W-modes: a new family of normal modes of pulsating relativistic stars

Abstract

We demonstrate explicitly the existence of a new family of outgoing-wave normal modes of pulsating relativistic stars, the first such family known that has no analogue in Newtonian stars. These modes were discovered earlier by the authors in a toy model, where they were called strongly damped normal modes. Kojima then found the first examples of these modes in realistic spherical polytropic stellar models. Here we give a number of arguments that demonstrate the existence of this family unequivocally, and we calculate a large number of eigenfrequencies. Physically, the modes arise directly from the coupling of the fluid oscillations of the star to the gravitational-wave oscillations of the space-time metric. Previously studied modes of relativistic stars have been close analogues of modes of Newtonian stars, where the coupling to gravitational waves mainly generates a small imaginary part to the frequency. Such modes can be classified using the Newtonian classes: f-, p-, g- and r- modes. The present modes, by contrast, have no Newtonian analogue. They are primarily oscillations of the space-time metric in which the fluid hardly vibrates at all. We christen them w-modes (gravitational-wave modes). These modes are strongly damped, being characterized by complex frequencies with unusually large imaginary parts, comparable to their real parts. We calculate a sequence of l = 2 modes for a number of spherical polytropic stellar models. An interesting feature of w-modes is that the lowest order mode of each sequence has a frequency similar to that of the lowest order mode of a spherical black hole.
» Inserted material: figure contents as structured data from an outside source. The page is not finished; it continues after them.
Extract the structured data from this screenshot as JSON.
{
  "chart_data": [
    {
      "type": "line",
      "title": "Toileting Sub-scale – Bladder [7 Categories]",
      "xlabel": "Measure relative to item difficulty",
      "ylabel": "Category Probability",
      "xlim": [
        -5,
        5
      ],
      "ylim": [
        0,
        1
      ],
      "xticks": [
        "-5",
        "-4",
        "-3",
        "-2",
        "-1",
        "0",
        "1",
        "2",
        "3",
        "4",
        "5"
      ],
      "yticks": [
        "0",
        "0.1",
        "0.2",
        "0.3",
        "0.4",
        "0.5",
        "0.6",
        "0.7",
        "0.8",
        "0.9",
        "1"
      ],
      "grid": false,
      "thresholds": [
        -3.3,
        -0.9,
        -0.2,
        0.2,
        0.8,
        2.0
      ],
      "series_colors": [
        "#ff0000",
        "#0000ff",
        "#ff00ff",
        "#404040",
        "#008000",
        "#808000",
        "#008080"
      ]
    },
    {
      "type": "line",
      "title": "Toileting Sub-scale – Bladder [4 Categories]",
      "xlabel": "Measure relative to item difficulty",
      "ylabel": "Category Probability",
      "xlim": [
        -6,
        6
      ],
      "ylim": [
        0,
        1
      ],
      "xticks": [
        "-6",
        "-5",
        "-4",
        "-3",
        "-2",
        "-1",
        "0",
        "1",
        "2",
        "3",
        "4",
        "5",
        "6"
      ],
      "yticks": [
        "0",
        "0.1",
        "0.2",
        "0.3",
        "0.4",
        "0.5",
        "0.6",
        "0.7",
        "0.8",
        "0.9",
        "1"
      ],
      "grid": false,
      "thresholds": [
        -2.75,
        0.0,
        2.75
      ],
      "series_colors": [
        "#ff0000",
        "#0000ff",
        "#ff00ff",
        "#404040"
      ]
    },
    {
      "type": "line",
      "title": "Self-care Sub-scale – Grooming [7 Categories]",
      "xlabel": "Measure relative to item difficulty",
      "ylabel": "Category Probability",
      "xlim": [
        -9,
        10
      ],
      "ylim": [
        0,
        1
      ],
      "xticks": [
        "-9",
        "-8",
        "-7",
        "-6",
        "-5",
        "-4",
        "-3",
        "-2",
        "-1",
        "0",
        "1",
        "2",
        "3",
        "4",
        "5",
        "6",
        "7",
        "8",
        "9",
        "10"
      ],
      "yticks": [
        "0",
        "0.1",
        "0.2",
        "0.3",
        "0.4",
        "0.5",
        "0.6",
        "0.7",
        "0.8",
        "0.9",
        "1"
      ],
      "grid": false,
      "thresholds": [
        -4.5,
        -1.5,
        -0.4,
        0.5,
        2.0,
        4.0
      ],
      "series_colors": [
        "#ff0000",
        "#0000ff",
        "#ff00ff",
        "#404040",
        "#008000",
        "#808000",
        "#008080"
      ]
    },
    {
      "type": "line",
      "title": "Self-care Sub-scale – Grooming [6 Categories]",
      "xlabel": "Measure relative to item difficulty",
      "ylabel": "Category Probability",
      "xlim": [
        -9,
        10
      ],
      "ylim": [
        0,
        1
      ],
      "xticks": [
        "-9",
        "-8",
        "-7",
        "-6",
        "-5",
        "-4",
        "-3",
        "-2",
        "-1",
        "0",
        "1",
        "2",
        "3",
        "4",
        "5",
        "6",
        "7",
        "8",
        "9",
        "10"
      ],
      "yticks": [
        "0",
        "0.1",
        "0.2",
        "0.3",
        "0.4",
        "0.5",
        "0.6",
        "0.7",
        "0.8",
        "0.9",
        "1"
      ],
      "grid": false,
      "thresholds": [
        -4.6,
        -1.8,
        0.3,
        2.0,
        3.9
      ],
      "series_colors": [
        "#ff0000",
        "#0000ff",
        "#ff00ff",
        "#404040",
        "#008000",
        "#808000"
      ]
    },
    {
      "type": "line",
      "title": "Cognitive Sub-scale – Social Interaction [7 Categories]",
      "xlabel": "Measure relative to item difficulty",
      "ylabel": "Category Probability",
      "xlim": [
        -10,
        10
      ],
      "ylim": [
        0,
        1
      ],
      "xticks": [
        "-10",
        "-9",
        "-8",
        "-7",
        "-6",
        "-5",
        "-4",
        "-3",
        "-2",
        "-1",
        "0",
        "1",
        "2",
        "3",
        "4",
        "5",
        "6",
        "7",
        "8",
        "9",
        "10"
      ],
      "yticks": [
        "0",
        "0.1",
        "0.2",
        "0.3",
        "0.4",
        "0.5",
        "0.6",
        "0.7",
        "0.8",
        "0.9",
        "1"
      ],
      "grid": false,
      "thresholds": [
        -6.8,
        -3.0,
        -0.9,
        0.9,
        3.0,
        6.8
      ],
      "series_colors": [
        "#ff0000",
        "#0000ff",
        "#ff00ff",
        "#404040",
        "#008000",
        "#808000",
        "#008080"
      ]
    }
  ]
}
For higher modes, the spectrum diverges from the black-hole spectrum, but shows remarkable similarity to that of the strongly damped modes of the toy problem. As carriers of gravitational-wave information, w-modes may be important and observable in the burst of gravitational radiation that follows the formation of a neutron star. They should also be essential in solving the problem of the completeness of the outgoing-wave normal modes of radiating systems.